Monday, April 21, 2025

The 4 Ds and My Congregation

               I’ve been casting a vision for quite a while now, blog posts pointing to a single premise:

I believe the most faithful way to be the Church these days is to take the 4Ds seriously by leaning into any ministry that: creates partnerships, encourages nimble action, reflects authentic diversity, and re-enchants the Church.

                  Okay, you say, visions are great, Chris, but give me some tools to take home to my congregation. How could a congregation catch this vision, actually and actively engage with it beyond reading blog posts on the internet?

A Bible Study:

A good way to internalize what I’m saying may be to listen to my vision next to the sacred vision of scripture. Here is a 5 session Bible Study that builds a bit of scriptural scaffolding for engaging with the world as it is.

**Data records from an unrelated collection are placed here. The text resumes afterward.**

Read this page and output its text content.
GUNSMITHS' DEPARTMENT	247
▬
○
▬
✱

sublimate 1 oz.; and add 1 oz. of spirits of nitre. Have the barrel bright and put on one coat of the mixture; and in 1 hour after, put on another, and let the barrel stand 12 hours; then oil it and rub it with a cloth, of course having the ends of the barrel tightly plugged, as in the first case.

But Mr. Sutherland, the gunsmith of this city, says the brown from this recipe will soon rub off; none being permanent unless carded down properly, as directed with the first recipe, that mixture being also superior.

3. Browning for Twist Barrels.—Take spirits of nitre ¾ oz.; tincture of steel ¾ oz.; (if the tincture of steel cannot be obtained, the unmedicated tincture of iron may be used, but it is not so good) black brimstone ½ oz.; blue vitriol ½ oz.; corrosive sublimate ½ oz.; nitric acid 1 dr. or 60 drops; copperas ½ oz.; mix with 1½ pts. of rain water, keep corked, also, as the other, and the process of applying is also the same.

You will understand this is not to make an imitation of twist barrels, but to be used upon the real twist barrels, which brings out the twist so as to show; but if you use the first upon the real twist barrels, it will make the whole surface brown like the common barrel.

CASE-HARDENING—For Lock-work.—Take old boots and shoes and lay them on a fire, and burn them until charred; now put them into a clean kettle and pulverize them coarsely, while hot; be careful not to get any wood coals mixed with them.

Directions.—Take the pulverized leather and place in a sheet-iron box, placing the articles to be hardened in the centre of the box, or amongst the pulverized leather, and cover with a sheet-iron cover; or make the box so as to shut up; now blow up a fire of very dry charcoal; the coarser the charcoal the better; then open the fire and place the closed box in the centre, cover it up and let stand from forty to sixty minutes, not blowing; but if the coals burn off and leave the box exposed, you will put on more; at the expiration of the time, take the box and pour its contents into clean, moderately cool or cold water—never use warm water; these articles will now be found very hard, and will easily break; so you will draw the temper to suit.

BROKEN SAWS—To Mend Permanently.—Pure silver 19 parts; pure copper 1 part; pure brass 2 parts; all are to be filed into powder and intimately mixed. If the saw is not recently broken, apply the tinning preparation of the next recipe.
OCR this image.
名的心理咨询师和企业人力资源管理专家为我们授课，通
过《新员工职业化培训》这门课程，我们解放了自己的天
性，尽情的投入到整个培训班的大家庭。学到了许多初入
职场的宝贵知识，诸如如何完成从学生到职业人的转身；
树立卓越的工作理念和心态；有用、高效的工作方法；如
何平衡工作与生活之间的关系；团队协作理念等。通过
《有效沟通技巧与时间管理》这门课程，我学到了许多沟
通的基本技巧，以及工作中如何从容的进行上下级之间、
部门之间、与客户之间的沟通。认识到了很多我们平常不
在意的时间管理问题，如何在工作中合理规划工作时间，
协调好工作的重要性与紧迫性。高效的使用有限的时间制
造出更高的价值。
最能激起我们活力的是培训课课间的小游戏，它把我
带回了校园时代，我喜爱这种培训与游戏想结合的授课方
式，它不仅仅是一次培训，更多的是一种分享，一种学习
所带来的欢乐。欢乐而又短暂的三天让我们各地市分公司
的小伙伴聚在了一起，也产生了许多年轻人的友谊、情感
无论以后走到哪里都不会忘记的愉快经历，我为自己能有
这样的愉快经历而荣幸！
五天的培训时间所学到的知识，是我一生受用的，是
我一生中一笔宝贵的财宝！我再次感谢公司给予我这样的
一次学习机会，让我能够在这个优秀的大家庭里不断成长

Find Partners for your Space:

              In a disestablished world, where Boy Scouts and AA groups aren’t beating down your door to use your space and other do-gooders in the area don’t automatically think of the Church as a place where good might be done, how do you find partners. Here is a 12-step process to find partners for your space.

Cure your Lutheran Laryngitis:

                  As we minister in a society that aches for the God who is just beyond our peripheral vision, it is good to have God conversations. If the Acts of the Apostles is right, the Spirit is always working just beyond the Church’s furthest step. Listening to what our neighbors are seeing God doing is enlightening, can draw us into ongoing engaging conversations and dialogue, relationship, and can call us along the way, so we can more fully be people of the Way.

Discover your Congregational Wisdom:

                  One of the best things I’ve done at my congregation recently has been Listening Wisdom into Existence. Walking through the Wisdom books of the Bible and asking their questions of our own experience. Since then I offered the process as a five week Lenten study; two colleagues picked it up and ran with it, and I’m so impressed with what I’ve seen from it so far! I’m going to do another round of passing the study on to colleagues, and if it goes well, try to write something up share with the wider Church.

Smaller Actions and Questions:

-Have you done a Dinner Church? Are any of your Learning Opportunities done off site, to give them more porous borders and invite in the public?

-How are you using Social Media? Zoom? Filming the service? Is it to ensure your ministries are accessible, or done as an obligation? Is it duty or delight? We dove into all those things in the midst of an awful crisis, now that we can take a beat, how can we look at them critically?

-What are the physical bounds of your congregation? (If you are having a hard time conceptualizing this, here are two examples: Jesus’ bounds was a 13-mile by 7-mile area around the Sea of Galilee. Mine runs up and down US Route 31.) Who lives there? Does your congregation look like its neighbors? If so, how’d that happen? If not, why not? How can you be church to those in your bounds? What is the Spirit already doing within the bounds of your congregation?